There are no limits on the types of fishing in the Myrtle Beach area, from pier to deep sea charter fishing, saltwater to fresh water and inland fishing. Cast your line into the any of the fishing waters in the area and bring out a catch that can be a vacation fish story to remember.
When people talk about Myrtle Beach fishing, they're usually referring to saltwater fishing. After all, we have immediate access to the Atlantic Ocean, along with numerous creeks and channels that feed into the ocean - all saltwater. For those accustomed to freshwater fishing, here are a few pointers: you generally use a different type of bait and tackle; the majority of in-shore fishing is done on the ocean floor, so you need a pyramid-shaped weight, or sinker, to keep your rig on the bottom; and, you should rinse your reel with fresh water after each use to purge the saltwater. If you don't have your own rod and reel, you can purchase or rent one at local bait and tackle shops, piers, or sporting goods stores. Myrtle Beach deep sea fishing is a true adventure, and catching those big, large fish in the deep water certainly offers a thrilling experience.
Freshwater and Inland Fishing
In addition to the mighty Atlantic Ocean, the Myrtle Beach area is blessed with wonderful inland waters. These include the Intracoastal Waterway, which runs parallel to the coast from Little River to Socastee, where it merges with the Waccamaw River. Along the way, other rivers and tributaries feed into the waterway, and passage to the ocean is gained through Little River or Winyah Bay.
In its entirety, the Intracoastal Waterway runs from Boston to Key West. The waterway was "built" by the U.S. Army Corps of Engineers, taking advantage of existing rivers and other waterways and digging canals as needed to connect them. The completion in 1936 of the section between Little River and Socastee opened the way to commercial and leisure vessels for the entire length of the East Coast. Dignitaries from throughout the country attended a dedication ceremony here on April 11, 1936.
The Myrtle Beach Area's inland waters are popular for all kinds of recreation, including boating, fishing, and leisurely cruises. Outside of fishing in Myrtle Beach, you can make your trip more exciting with cruise boats. Cruise boats operate out of Little River, North Myrtle Beach, Myrtle Beach, Conway, Murrells Inlet, and Georgetown. Some transport passengers along the Intracoastal Waterway, while others explore the Waccamaw River or Winyah Bay. Some are sightseeing trips, and others offer dinner and dancing. Almost all provide enlightening narratives about the region's wildlife, scenic wonders, history, and legends.
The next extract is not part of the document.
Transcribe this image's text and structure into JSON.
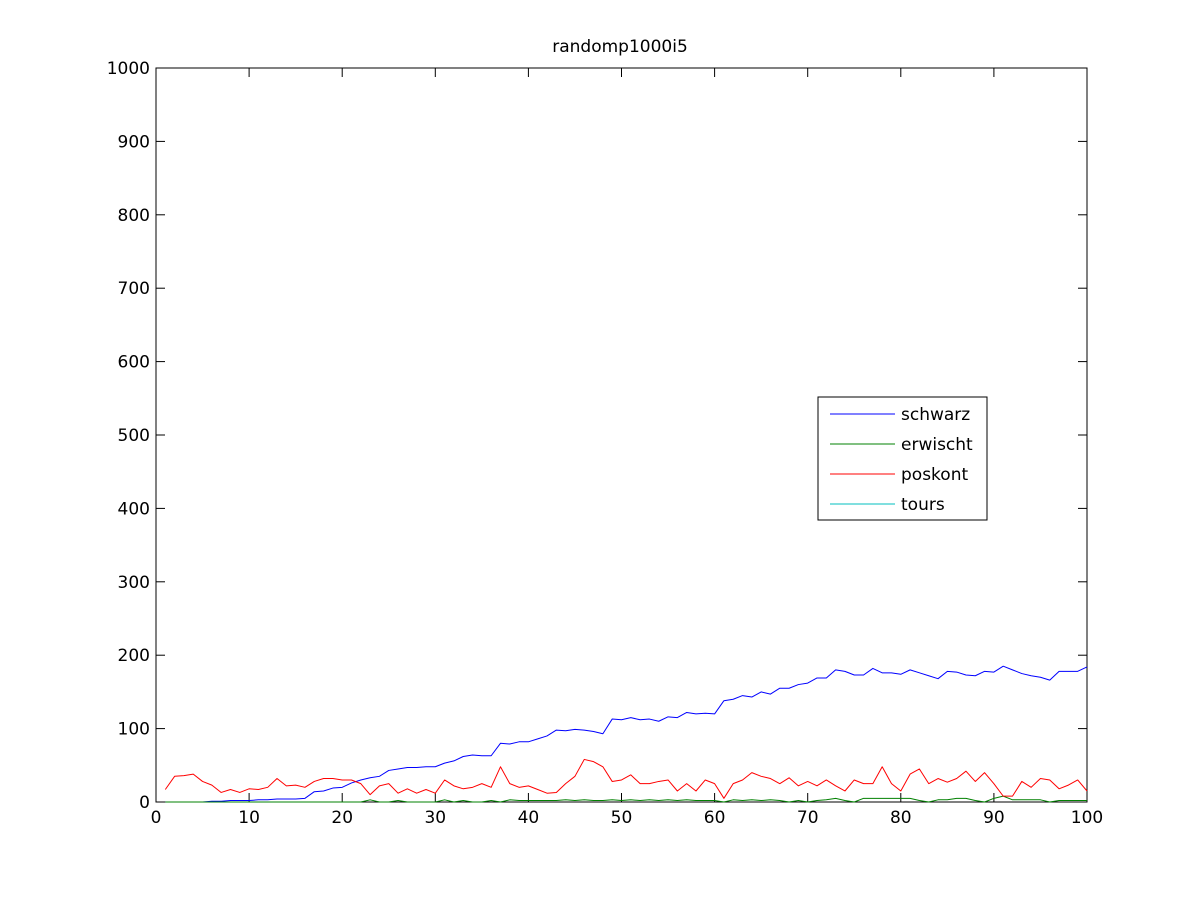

Fishing License Information
From a Private Boat: Saltwater Recreational Fisheries Licenses are required for individuals 16 and older harvesting oysters or clams, or individuals fishing for marine finfish from privately owned boats.
From Shore: Individuals 16 years of age or older will need a license to fish from the surf, but not from a public fishing pier.
Grand Strand Fishing Rodeo & Take A Kid Fishing Day
Each April through October, you can enter your catch in the annual Grand Strand Fishing Rodeo. The fish must be caught from a pier, the surf, an inlet or deep sea and participants have the chance to receive monthly decals, shoulder patches, and prizes totaling thousands of dollars in cash and merchandise.
Take A Kid Fishing Day aims to promote and introduce young anglers to the sport of fishing and create an opportunity for parent, relative or volunteer to spend the day with a child.